BERLIN (Reuters) - Support for German Chancellor Angela Merkel's conservatives has slumped three percentage points in a week to its lowest in over a year, a poll released on Wednesday showed, with the ecologist Greens just four points behind them.

Facing a federal election in September without Merkel, who is standing down after four terms, her Christian Democrats (CDU) and their Bavarian CSU sister party - together dubbed the 'Union' - have dropped to 26%, the Forsa poll showed.

With popular frustration growing over the Merkel government's management of the coronavirus crisis, the conservative alliance has seen its support fall nine points in a month to a level not seen since early March last year.

"Union in free fall," ran a headline on Focus Online, an online magazine.

The CDU suffered historic defeats in two state elections earlier this month, dogged by frustration over the slow rollout of COVID-19 vaccines and extended lockdown measures, as well as a scandal over the procurement of face masks.

Support for the Greens rose 1 percentage point to 22%, according to the RTL/ntv-Trendbarometer survey conducted by pollster Forsa, which canvassed 2,511 voters on March 16-22.
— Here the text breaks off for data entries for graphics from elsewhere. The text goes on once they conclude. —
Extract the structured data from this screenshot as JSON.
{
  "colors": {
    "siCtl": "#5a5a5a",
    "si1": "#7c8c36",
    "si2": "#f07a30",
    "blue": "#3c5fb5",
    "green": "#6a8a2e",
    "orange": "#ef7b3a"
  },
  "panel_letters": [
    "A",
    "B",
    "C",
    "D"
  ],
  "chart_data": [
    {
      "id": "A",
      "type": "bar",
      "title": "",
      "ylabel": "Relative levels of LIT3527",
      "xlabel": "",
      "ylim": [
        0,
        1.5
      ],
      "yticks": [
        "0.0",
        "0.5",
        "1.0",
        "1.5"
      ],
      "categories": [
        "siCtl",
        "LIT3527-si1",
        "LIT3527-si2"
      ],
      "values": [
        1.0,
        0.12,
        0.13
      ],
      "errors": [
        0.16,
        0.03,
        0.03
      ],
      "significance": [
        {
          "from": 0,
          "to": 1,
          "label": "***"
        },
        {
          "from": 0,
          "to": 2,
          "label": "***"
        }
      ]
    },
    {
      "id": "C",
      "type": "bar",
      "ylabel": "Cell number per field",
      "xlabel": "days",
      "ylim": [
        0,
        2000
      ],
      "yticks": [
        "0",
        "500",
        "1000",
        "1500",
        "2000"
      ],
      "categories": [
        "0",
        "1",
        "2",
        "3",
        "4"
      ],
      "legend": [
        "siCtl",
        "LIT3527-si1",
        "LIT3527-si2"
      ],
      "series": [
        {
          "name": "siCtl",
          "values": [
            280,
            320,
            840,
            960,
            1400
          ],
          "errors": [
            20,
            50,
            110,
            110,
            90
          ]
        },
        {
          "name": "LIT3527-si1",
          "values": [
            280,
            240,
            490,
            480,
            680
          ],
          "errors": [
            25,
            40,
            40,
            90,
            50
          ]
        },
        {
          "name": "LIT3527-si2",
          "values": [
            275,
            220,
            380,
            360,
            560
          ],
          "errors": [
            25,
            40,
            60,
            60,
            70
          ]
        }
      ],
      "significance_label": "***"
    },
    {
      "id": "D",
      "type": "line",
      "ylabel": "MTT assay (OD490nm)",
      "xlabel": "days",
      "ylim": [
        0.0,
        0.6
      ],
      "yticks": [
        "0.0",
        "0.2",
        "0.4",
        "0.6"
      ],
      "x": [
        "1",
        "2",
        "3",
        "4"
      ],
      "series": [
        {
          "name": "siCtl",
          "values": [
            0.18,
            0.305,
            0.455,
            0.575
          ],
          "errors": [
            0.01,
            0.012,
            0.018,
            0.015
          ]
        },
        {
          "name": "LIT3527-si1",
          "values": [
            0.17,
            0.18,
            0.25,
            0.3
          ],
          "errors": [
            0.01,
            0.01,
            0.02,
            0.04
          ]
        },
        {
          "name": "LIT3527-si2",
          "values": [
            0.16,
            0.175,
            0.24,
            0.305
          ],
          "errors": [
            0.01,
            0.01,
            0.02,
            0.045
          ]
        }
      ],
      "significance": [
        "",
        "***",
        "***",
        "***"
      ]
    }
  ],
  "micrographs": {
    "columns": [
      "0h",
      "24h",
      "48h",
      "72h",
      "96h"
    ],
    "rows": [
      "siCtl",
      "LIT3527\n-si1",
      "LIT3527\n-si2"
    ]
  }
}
The left-leaning Social Democrats (SPD), currently in an awkward 'grand coalition' with the Union, were steady at 16%. The business-friendly Free Democrats (FDP) rose two points to 10%. The far-right Alternative for Germany (AfD) and far-left Linke were unchanged on 10% and 8% respectively.

The poll would leave Merkel's conservative Union without sufficient support to form a coalition government with the FDP, their preferred ruling partner.

The Union could team up with the Greens, or the Greens and the FDP. After the 2017 election, the FDP walked out of coalition talks on such a three-way tie-up.

The fractured electoral landscape could also open up the scenario of an alliance between the Greens, SPD, and FDP, dubbed a 'traffic light' coalition after the parties' colours.